I don't know if you ever had a Po Folks resturant, it was a chain resturant, owned by Bill Anderson and others. A meat and three type of place.
Everybody really hated when they closed.
farmhousebarb
Kevin,you were a cutie!! Oddly enough,I have never heard of any of those eateries. There weren't any around here..there still aren't any chains close by. I guess we don't have the population to support them. It is sad,however that so many businesses have died over the years. I like what you said about thinking on your grandparents..it always makes you feel connected. I go back from time to time and remember dinners and holidays with grandparents,parents,and siblings now gone.It is bittersweet,but a part of life.

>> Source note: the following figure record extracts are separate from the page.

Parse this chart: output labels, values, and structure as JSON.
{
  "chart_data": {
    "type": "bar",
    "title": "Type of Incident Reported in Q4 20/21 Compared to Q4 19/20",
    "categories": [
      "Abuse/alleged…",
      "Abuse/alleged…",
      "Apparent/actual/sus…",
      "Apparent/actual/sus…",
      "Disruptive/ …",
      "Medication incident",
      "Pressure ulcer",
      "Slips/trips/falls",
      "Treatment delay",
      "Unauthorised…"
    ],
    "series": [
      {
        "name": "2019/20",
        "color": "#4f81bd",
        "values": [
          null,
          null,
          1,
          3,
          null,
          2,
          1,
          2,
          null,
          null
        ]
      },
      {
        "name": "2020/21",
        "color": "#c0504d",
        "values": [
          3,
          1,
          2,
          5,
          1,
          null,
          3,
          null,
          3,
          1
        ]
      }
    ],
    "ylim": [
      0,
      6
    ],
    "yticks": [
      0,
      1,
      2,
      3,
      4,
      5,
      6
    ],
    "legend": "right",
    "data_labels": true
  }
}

Ah,memories.....
dynnamae
Good Morning Kevin. How cute you are in that photo and grandpa was a handsome man too. Where I grew up in lower MI, I only knew of Bill Knapp's. I did get taken there a few times but not enough to remember the details. Our family was not one that ate out alot. Most of my food memories are from home cooking and sometimes tied into seasons or events. But, you are so right about the connection with food and memories. I have found out some food memories are best left as a memory. When we try the food from childhood, and find out we don't enjoy it as an adult, like we did as kids. And the foods we ate too much of as kids and refuse to eat as adults. I bet we all have some of those memories too. So enjoyed reading about you and your grandparents. We always miss the ones who are gone but they are always in our hearts and memories.
Barb
We had a Kenny Rogers in Frederick Maryland back in the 90's. They had great mac & cheese, and it was a place to take the kids where they actually like everything!
Kevin
Ah, Barb, I miss that place...I forgot about the yummy mac and cheese!